De brc Verbruik heeft op 25 januari 2024 een advies uitgebracht over een ontwerp van koninklijk besluit betreffende de benaming van de aanbiedingen die in aanmerking komen voor de sociale tarieven.
De wet van 30 augustus 2023 introduceert een recht op sociaal tarief. Dit recht houdt in dat bepaalde categorieën van individuen een aanbod van telecommunicatiediensten kunnen genieten tegen een vaste prijs en volgens technische en minimale kenmerken.

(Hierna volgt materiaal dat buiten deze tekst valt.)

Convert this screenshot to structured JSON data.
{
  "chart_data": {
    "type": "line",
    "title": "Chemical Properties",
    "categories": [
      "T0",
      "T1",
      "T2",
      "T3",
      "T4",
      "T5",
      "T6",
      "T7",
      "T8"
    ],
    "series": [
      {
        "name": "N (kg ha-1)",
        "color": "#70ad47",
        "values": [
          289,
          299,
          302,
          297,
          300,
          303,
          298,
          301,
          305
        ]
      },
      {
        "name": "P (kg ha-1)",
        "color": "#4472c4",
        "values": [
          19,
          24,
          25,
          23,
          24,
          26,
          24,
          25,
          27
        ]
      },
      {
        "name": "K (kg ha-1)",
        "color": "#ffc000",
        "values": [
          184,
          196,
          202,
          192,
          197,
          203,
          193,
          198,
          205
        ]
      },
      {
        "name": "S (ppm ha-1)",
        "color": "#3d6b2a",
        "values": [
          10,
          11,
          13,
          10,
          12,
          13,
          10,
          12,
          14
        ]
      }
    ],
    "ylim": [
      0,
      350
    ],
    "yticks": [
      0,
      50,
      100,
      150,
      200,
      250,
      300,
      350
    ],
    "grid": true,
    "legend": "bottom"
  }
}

Het sociale tarief bestaat uit twee economisch voordelige aanbiedingen: een aanbod dat alleen vast internet bevat voor maximaal 19 euro, enerzijds, en een aanbod dat ten minste het eerdergenoemde internet bevat, plus ten minste één andere dienst aangeboden door de exploitanten voor maximaal 40 euro, anderzijds.
Een wettelijke vaststelling van een specifieke benaming voor beide aanbiedingen van het nieuwe sociaal tariefregime dringt zich echter op. Daarom worden in het voorliggende ontwerp van koninklijk besluit twee benamingen bij wet vastgesteld: ‘sociaal internetaanbod’ en ‘sociaal internetaanbod plus’, waaraan uitsluitend de naam van de specifieke dienst(en) wordt toegevoegd aan de breedbandinternettoegang op een vaste locatie en die zijn inbegrepen in het gebundelde sociale aanbod.

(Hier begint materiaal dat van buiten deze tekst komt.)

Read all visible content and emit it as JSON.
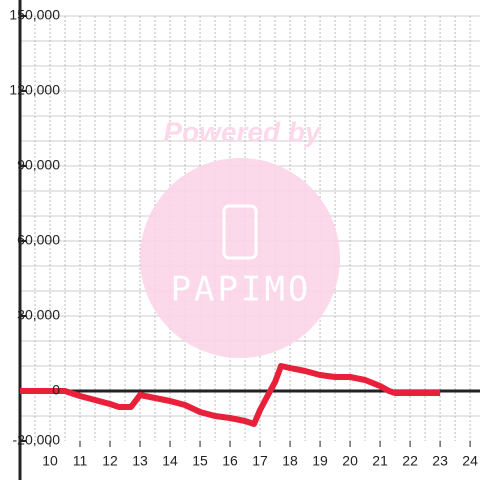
{
  "chart_data": {
    "type": "line",
    "x": [
      9,
      10.5,
      11,
      11.5,
      12,
      12.3,
      12.7,
      13,
      13.5,
      14,
      14.5,
      15,
      15.5,
      16,
      16.5,
      16.8,
      17,
      17.3,
      17.5,
      17.7,
      18,
      18.5,
      19,
      19.5,
      20,
      20.5,
      21,
      21.3,
      21.5,
      22,
      23
    ],
    "series": [
      {
        "color": "#e8203a",
        "values": [
          0,
          0,
          -2000,
          -3600,
          -5200,
          -6400,
          -6400,
          -1600,
          -2800,
          -4000,
          -5600,
          -8400,
          -10000,
          -10800,
          -12000,
          -13200,
          -7600,
          -800,
          3600,
          10000,
          9200,
          8000,
          6400,
          5600,
          5600,
          4400,
          2000,
          0,
          -800,
          -800,
          -800
        ]
      }
    ],
    "xlim": [
      9,
      24.33
    ],
    "ylim": [
      -20000,
      150000
    ],
    "xticks": [
      10,
      11,
      12,
      13,
      14,
      15,
      16,
      17,
      18,
      19,
      20,
      21,
      22,
      23,
      24
    ],
    "yticks": [
      {
        "value": -20000,
        "label": "-20,000"
      },
      {
        "value": 0,
        "label": "0"
      },
      {
        "value": 30000,
        "label": "30,000"
      },
      {
        "value": 60000,
        "label": "60,000"
      },
      {
        "value": 90000,
        "label": "90,000"
      },
      {
        "value": 120000,
        "label": "120,000"
      },
      {
        "value": 150000,
        "label": "150,000"
      }
    ],
    "ygrid": [
      -10000,
      10000,
      20000,
      30000,
      40000,
      50000,
      60000,
      70000,
      80000,
      90000,
      100000,
      110000,
      120000,
      130000,
      140000,
      150000
    ],
    "xgrid": [
      9.5,
      10,
      10.5,
      11,
      11.5,
      12,
      12.5,
      13,
      13.5,
      14,
      14.5,
      15,
      15.5,
      16,
      16.5,
      17,
      17.5,
      18,
      18.5,
      19,
      19.5,
      20,
      20.5,
      21,
      21.5,
      22,
      22.5,
      23,
      23.5,
      24
    ],
    "watermark": {
      "top": "Powered by",
      "logo": "PAPIMO"
    }
  }
}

De brc Verbruik verwelkomt het initiatief om voor het sociaal abonnement op breedbandinternet op een vaste locatie, de specifieke benaming ‘sociaal internetaanbod’ wettelijk vast te leggen. Wat echter het gebundelde sociale aanbod betreft, meent de brc Verbruik dat het niet wenselijk is om hiervoor een specifieke benaming wettelijk vast te leggen, aangezien hiervoor geen wettelijke basis bestaat.

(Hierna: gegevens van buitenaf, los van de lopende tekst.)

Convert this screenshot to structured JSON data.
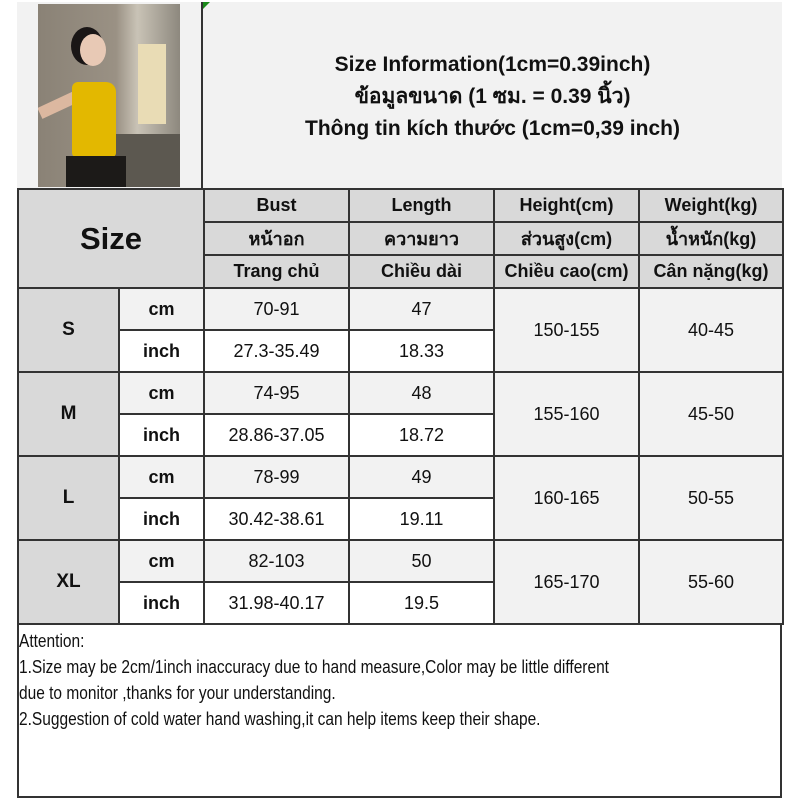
{
  "header": {
    "title_en": "Size Information(1cm=0.39inch)",
    "title_th": "ข้อมูลขนาด (1 ซม. = 0.39 นิ้ว)",
    "title_vi": "Thông tin kích thước (1cm=0,39 inch)"
  },
  "photo": {
    "description_icon": "model-photo"
  },
  "table": {
    "size_label": "Size",
    "columns": [
      {
        "en": "Bust",
        "th": "หน้าอก",
        "vi": "Trang chủ"
      },
      {
        "en": "Length",
        "th": "ความยาว",
        "vi": "Chiều dài"
      },
      {
        "en": "Height(cm)",
        "th": "ส่วนสูง(cm)",
        "vi": "Chiều cao(cm)"
      },
      {
        "en": "Weight(kg)",
        "th": "น้ำหนัก(kg)",
        "vi": "Cân nặng(kg)"
      }
    ],
    "rows": [
      {
        "size": "S",
        "cm_label": "cm",
        "inch_label": "inch",
        "bust_cm": "70-91",
        "length_cm": "47",
        "bust_inch": "27.3-35.49",
        "length_inch": "18.33",
        "height": "150-155",
        "weight": "40-45"
      },
      {
        "size": "M",
        "cm_label": "cm",
        "inch_label": "inch",
        "bust_cm": "74-95",
        "length_cm": "48",
        "bust_inch": "28.86-37.05",
        "length_inch": "18.72",
        "height": "155-160",
        "weight": "45-50"
      },
      {
        "size": "L",
        "cm_label": "cm",
        "inch_label": "inch",
        "bust_cm": "78-99",
        "length_cm": "49",
        "bust_inch": "30.42-38.61",
        "length_inch": "19.11",
        "height": "160-165",
        "weight": "50-55"
      },
      {
        "size": "XL",
        "cm_label": "cm",
        "inch_label": "inch",
        "bust_cm": "82-103",
        "length_cm": "50",
        "bust_inch": "31.98-40.17",
        "length_inch": "19.5",
        "height": "165-170",
        "weight": "55-60"
      }
    ]
  },
  "attention": {
    "heading": "Attention:",
    "line1": "1.Size may be 2cm/1inch inaccuracy due to hand measure,Color may be little different",
    "line1b": "due to monitor ,thanks for your understanding.",
    "line2": "2.Suggestion of cold water hand washing,it can help items keep their shape."
  },
  "colors": {
    "header_gray": "#d9d9d9",
    "light_gray": "#f2f2f2",
    "border": "#333333"
  }
}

Tot slot acht de brc Verbruik het wenselijk dat in het verslag aan de Koning bij het voorliggende ontwerp van koninklijk besluit verduidelijkt wordt dat het gebruik van de specifieke benaming enkel verplicht is voor de externe/commerciële communicatie met de sociale begunstigde, maar niet in het kader van interne communicatie, noch voor de individuele communicatie met de klant.